The BBC reports some sensible comments. No doubt they will be lost in the rush to sell scary books and make scary headlines (emphasis added):

Bruce Schneier claims that emotive rhetoric around the term does not match the reality.

He warned that using sensational phrases such as “cyber armageddon” only inflames the situation.

Mr Schneier, who is chief security officer for BT, is due to address the RSA security conference in San Francisco this week

Speaking ahead of the event, he told BBC News that there was a power struggle going on, involving a “battle of metaphors”.

(snip)

His point of view was backed by Howard Schmidt, cyber security co-ordinator for the White House.

“We really need to define this word because words do matter,” said Mr Schmidt.

“Cyber war is a turbo metaphor that does not address the issues we are looking at like cyber espionage, cyber crime, identity theft, credit card fraud.

The portion I put in bold illustrates part of the reason for the success of the “cyberwar” hype.

Unscrupulous persons do lots of different nasty things.

Nasty things done with computers have in common one thing: they are done on (gasp!) computers.

Many persons, even those adept at using individual computer applications, such as a web browser or an office suite, have no idea how a computer or a network does what it does.
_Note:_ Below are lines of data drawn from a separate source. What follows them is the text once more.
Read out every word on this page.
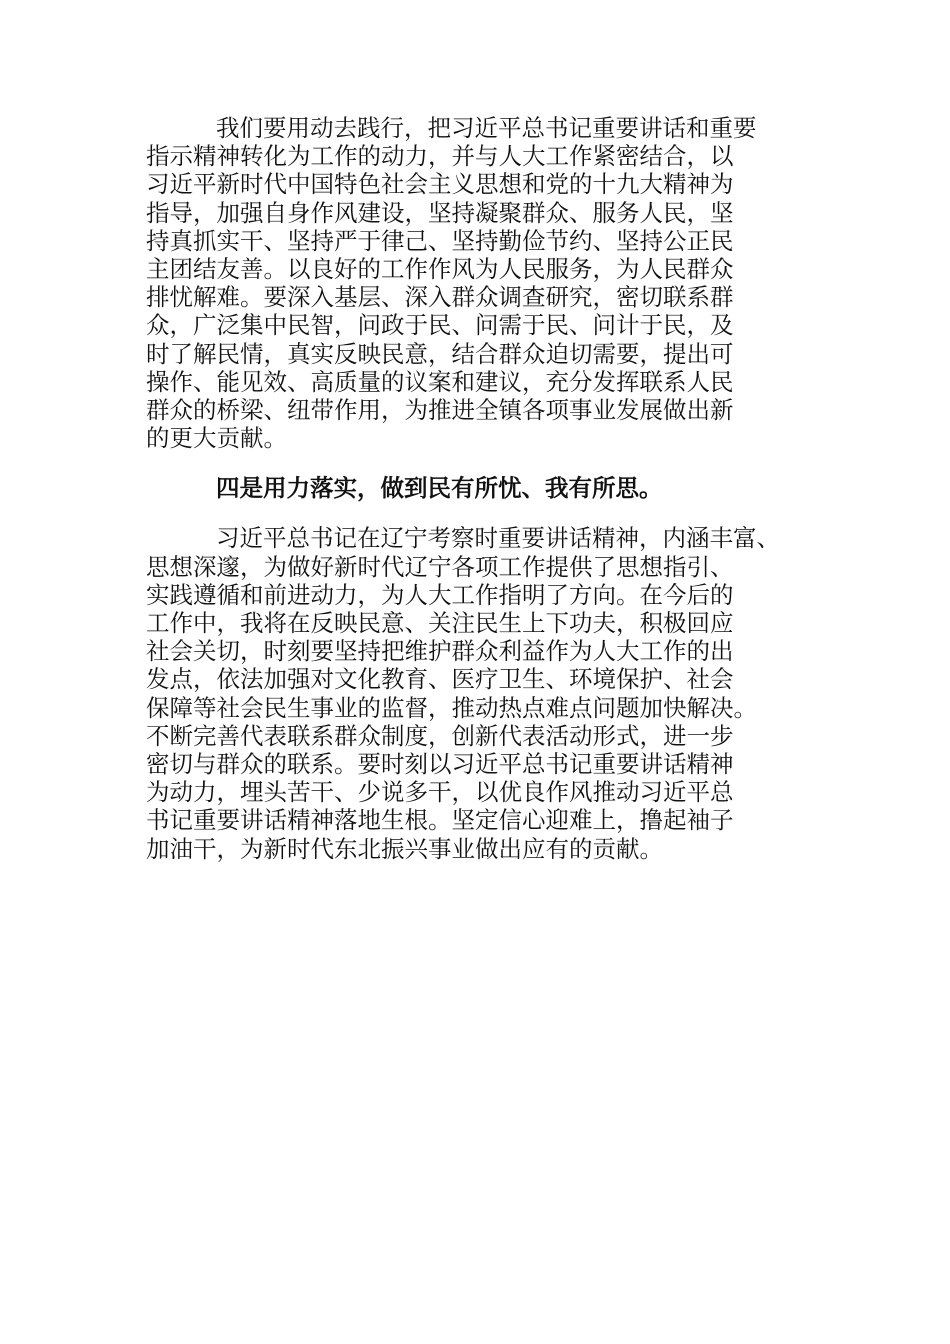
我们要用动去践行，把习近平总书记重要讲话和重要
指示精神转化为工作的动力，并与人大工作紧密结合，以
习近平新时代中国特色社会主义思想和党的十九大精神为
指导，加强自身作风建设，坚持凝聚群众、服务人民，坚
持真抓实干、坚持严于律己、坚持勤俭节约、坚持公正民
主团结友善。以良好的工作作风为人民服务，为人民群众
排忧解难。要深入基层、深入群众调查研究，密切联系群
众，广泛集中民智，问政于民、问需于民、问计于民，及
时了解民情，真实反映民意，结合群众迫切需要，提出可
操作、能见效、高质量的议案和建议，充分发挥联系人民
群众的桥梁、纽带作用，为推进全镇各项事业发展做出新
的更大贡献。
四是用力落实，做到民有所忧、我有所思。
习近平总书记在辽宁考察时重要讲话精神，内涵丰富、
思想深邃，为做好新时代辽宁各项工作提供了思想指引、
实践遵循和前进动力，为人大工作指明了方向。在今后的
工作中，我将在反映民意、关注民生上下功夫，积极回应
社会关切，时刻要坚持把维护群众利益作为人大工作的出
发点，依法加强对文化教育、医疗卫生、环境保护、社会
保障等社会民生事业的监督，推动热点难点问题加快解决。
不断完善代表联系群众制度，创新代表活动形式，进一步
密切与群众的联系。要时刻以习近平总书记重要讲话精神
为动力，埋头苦干、少说多干，以优良作风推动习近平总
书记重要讲话精神落地生根。坚定信心迎难上，撸起袖子
加油干，为新时代东北振兴事业做出应有的贡献。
Therefore the hypesters can fool persons into thinking that the many nasty things are actually one nasty thing–“cyyyyyyyyyyybeeeeerwaaaaar”–because they are done on (gasp!) computers.

They can therefore write white papers, sell scary books, get interview gigs on telly vision, and, perhaps most significantly, get lucrative consultancy gigs writing more white papers, promoting more scary books, and appearing in more interviews on the telly vision.

I’m not saying there is no reason to worry. Both individual computer users and system admins should practice safe HEX.

But there’s no reason to predict cybergeddon.